BooksForKidsBlog

Monday, July 22, 2013

Robot on the Rampage: Awesome Dawson by Chris Gall

WHEN I WAS A BABY, I INVENTED A NEW KIND OF HAT.

All babies stick silly stuff on their heads, but what makes Dawson an awesome inventor is that from the git-go, his unique creations are made from castaway found objects. That hat was the dog's old water bowl, and with that, he's off on a career of collecting what other folks would call trash and transforming it into inventive treasures.

When Dawson was lonesome, he invented a best friend, Mooey, a discarded cow head with shopping cart wheels, a loyal co-collector and inventor.

Now Dawson's basement is filled with an assortment of trash, labelled and ready to be turned into treasures, each carefully purposed for the good of the world. His parents encourage his inventing because he's a one-man neighborhood beautification crew. No cast-off soda can has a chance of littering for long with Dawson and Mooey on the job down in his basement lab.

But like any kid, Dawson is less diligent about doing his regular chores--like picking up the stuff on the floor of his room. But for a super-inventor, that's NOT A PROBLEM. It's a scientific challenge.

"I REALLY NEED TO FIND A WAY TO GET MY CHORES DONE.

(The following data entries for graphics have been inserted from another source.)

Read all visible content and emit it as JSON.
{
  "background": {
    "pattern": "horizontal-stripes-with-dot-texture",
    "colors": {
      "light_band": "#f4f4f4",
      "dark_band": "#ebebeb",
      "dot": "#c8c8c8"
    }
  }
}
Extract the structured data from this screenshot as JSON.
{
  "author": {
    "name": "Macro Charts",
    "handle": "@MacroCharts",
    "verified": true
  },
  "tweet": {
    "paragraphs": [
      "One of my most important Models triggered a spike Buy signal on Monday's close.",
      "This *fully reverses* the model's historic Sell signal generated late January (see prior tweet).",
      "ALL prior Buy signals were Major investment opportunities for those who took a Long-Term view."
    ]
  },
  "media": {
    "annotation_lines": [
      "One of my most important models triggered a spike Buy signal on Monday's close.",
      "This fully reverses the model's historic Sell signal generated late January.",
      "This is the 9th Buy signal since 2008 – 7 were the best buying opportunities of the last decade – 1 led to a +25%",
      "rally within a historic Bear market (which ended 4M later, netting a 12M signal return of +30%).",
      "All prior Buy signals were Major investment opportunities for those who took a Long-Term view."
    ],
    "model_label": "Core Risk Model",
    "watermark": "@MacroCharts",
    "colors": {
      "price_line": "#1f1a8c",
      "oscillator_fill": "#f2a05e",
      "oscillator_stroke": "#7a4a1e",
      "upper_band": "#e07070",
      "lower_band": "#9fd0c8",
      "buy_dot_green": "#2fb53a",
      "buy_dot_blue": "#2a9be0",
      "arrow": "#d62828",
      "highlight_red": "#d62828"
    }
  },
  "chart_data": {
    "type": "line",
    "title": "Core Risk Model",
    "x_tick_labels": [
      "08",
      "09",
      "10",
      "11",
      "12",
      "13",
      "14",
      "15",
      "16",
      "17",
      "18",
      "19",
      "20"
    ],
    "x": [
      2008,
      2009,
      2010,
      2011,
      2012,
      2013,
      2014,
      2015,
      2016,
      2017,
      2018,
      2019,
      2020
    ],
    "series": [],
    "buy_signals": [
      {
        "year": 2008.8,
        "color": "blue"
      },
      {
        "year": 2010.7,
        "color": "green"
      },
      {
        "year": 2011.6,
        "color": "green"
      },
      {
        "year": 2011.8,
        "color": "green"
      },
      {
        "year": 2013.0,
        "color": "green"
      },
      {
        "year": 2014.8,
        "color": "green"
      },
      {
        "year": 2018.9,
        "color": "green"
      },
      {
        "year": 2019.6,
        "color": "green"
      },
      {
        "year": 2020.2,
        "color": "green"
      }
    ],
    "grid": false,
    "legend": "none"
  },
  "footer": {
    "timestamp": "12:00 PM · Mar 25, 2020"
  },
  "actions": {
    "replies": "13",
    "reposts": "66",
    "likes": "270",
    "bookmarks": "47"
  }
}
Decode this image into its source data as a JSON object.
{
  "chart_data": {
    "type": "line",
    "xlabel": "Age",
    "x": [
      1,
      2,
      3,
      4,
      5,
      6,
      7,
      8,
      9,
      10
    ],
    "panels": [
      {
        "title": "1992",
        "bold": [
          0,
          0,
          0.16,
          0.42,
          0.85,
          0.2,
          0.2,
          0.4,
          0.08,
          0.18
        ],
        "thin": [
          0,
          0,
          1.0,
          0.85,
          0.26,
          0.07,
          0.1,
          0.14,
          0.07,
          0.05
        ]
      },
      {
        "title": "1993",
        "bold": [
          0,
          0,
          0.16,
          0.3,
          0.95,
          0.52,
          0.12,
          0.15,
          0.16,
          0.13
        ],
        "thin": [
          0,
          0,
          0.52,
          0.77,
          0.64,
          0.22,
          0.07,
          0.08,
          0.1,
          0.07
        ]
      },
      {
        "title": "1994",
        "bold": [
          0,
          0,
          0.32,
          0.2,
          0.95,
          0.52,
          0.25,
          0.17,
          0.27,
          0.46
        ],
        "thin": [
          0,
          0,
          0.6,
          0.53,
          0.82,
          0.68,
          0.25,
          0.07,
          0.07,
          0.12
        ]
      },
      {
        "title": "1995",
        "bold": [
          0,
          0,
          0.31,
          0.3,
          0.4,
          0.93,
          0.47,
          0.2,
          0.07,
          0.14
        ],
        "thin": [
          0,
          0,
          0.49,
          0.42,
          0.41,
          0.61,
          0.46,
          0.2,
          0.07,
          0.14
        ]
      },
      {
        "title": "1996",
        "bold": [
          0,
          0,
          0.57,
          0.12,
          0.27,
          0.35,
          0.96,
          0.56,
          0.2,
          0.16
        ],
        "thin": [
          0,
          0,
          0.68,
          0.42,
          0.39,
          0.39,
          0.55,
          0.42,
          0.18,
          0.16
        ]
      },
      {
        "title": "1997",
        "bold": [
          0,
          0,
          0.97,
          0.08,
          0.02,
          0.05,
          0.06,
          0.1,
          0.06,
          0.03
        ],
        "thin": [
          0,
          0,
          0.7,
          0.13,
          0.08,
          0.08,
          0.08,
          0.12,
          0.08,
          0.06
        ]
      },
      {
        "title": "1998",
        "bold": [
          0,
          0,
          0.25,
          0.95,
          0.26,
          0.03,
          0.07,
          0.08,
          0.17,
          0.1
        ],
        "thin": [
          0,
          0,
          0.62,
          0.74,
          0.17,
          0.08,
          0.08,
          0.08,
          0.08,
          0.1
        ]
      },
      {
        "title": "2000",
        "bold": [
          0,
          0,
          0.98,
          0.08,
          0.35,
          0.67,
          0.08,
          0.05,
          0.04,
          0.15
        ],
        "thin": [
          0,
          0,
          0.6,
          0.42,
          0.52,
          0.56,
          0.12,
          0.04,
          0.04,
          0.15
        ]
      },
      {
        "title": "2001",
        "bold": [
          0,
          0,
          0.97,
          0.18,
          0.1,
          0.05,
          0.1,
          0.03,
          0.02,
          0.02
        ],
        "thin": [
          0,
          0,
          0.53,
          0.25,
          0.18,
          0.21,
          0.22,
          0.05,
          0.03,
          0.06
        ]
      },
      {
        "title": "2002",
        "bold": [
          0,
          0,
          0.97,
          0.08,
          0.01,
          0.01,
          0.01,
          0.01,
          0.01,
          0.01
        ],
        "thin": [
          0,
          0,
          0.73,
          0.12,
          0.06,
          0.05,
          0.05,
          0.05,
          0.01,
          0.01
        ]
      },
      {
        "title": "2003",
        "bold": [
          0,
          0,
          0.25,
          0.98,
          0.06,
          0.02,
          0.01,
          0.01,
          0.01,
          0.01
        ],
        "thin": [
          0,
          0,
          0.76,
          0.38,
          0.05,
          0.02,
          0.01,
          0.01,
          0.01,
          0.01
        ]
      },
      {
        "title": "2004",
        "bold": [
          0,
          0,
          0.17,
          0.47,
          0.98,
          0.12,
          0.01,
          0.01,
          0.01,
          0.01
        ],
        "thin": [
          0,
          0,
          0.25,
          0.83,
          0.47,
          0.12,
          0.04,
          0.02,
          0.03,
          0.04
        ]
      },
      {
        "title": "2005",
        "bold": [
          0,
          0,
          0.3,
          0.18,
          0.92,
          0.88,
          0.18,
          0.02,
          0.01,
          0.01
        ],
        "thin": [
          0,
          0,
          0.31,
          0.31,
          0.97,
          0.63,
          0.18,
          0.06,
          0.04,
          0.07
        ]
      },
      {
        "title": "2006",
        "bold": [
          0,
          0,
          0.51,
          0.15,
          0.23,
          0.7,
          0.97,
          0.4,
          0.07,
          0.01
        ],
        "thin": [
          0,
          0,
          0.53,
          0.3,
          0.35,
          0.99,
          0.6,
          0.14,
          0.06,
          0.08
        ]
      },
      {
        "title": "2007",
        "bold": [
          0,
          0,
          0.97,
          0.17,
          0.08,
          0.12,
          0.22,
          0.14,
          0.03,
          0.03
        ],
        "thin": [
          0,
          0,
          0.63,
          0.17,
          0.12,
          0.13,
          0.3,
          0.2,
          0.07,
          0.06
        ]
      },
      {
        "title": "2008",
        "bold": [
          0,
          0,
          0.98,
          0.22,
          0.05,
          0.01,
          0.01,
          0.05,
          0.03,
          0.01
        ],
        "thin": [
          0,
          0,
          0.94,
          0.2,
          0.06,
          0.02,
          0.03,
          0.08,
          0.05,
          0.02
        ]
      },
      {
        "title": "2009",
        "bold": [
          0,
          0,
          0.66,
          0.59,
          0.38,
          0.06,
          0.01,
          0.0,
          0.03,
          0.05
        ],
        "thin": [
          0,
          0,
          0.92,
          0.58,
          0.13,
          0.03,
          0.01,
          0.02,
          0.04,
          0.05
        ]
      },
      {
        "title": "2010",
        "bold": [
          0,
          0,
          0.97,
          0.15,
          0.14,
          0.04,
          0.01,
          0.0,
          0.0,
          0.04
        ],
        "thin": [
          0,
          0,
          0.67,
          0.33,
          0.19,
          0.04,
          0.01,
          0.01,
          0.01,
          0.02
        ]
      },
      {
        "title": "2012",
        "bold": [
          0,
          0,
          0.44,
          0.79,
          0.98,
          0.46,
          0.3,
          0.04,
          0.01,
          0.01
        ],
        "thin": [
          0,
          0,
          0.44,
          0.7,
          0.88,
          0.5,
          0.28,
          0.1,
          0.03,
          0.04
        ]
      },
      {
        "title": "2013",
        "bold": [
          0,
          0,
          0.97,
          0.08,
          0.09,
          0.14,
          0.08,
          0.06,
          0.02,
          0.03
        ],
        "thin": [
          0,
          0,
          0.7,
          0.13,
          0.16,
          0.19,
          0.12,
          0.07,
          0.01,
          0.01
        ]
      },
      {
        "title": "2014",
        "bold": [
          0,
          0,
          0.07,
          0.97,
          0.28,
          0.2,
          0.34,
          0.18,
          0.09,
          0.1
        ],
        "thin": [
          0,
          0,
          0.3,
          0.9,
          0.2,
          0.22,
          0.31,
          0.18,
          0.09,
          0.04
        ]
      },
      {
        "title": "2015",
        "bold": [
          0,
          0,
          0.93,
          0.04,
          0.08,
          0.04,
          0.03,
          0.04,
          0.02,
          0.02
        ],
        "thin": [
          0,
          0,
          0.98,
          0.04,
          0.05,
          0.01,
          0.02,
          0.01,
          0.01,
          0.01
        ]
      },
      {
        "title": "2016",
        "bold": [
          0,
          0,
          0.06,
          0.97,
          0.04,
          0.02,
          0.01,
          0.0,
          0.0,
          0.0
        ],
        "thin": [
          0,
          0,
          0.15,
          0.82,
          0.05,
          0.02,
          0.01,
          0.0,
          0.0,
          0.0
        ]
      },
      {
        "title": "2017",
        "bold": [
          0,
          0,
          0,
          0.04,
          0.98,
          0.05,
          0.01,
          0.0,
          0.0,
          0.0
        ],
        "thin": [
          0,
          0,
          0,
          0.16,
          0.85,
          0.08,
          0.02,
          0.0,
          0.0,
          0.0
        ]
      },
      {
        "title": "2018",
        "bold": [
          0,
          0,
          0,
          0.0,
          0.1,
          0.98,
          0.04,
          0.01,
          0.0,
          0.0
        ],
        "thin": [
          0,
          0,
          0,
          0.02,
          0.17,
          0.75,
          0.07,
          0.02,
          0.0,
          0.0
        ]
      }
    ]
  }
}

THIS WILL BE MY BEST INVENTION YET--THE VACUMANIAC!"

Dawson rummages through his pile of parts--an old vacuum cleaner, a bent watering can, a gumball machine, a piece of hose. Ah ha! He knows what to do!

"EUREKA!   IT SUCKS UP EVERYTHING...."

But in the best tradition of the runaway machine tale, the Vacumaniac doesn't stop. It sucks up and more and gets bigger and scarier as it threatens to vacuum up the whole town, in author-illustrator Chris Gall's latest extravaganza, Awesome Dawson (Little Brown, 2013).

Gall lavishes attention on his artwork, elaborate large-format, full-bleed pages meticulously crafted from engravings on an ink-covered clay board with digitally applied, eye-popping color, and a story told in comic-book style with panels, speech balloons, and a hilarious array of recyclables from which Dawson concocts his creations. A recycling superhero, in the style of Ellie Bethel's Michael Recycle series, is not new, but Awesome Dawson's clearly super absorption in contriving modern versions of the ever-popular Rube Goldberg apparatuses will appeal to the numerous gearheads among the primary set. Gall's awesome combination of clever cartooning and appealing text is perfect for kids who like their machines on the manic side. Booklist's reviewer says ". . . vibrant imagery that is both slick and homespun, like Dawson's own creations....Superheroes, recyclers, and inventors unite!"

Gall's other zany, kid-pleasing books include Dinotrux, Revenge of the Dinotrux, There's Nothing to Do on Mars, and Substitute Creacher, all reviewed here.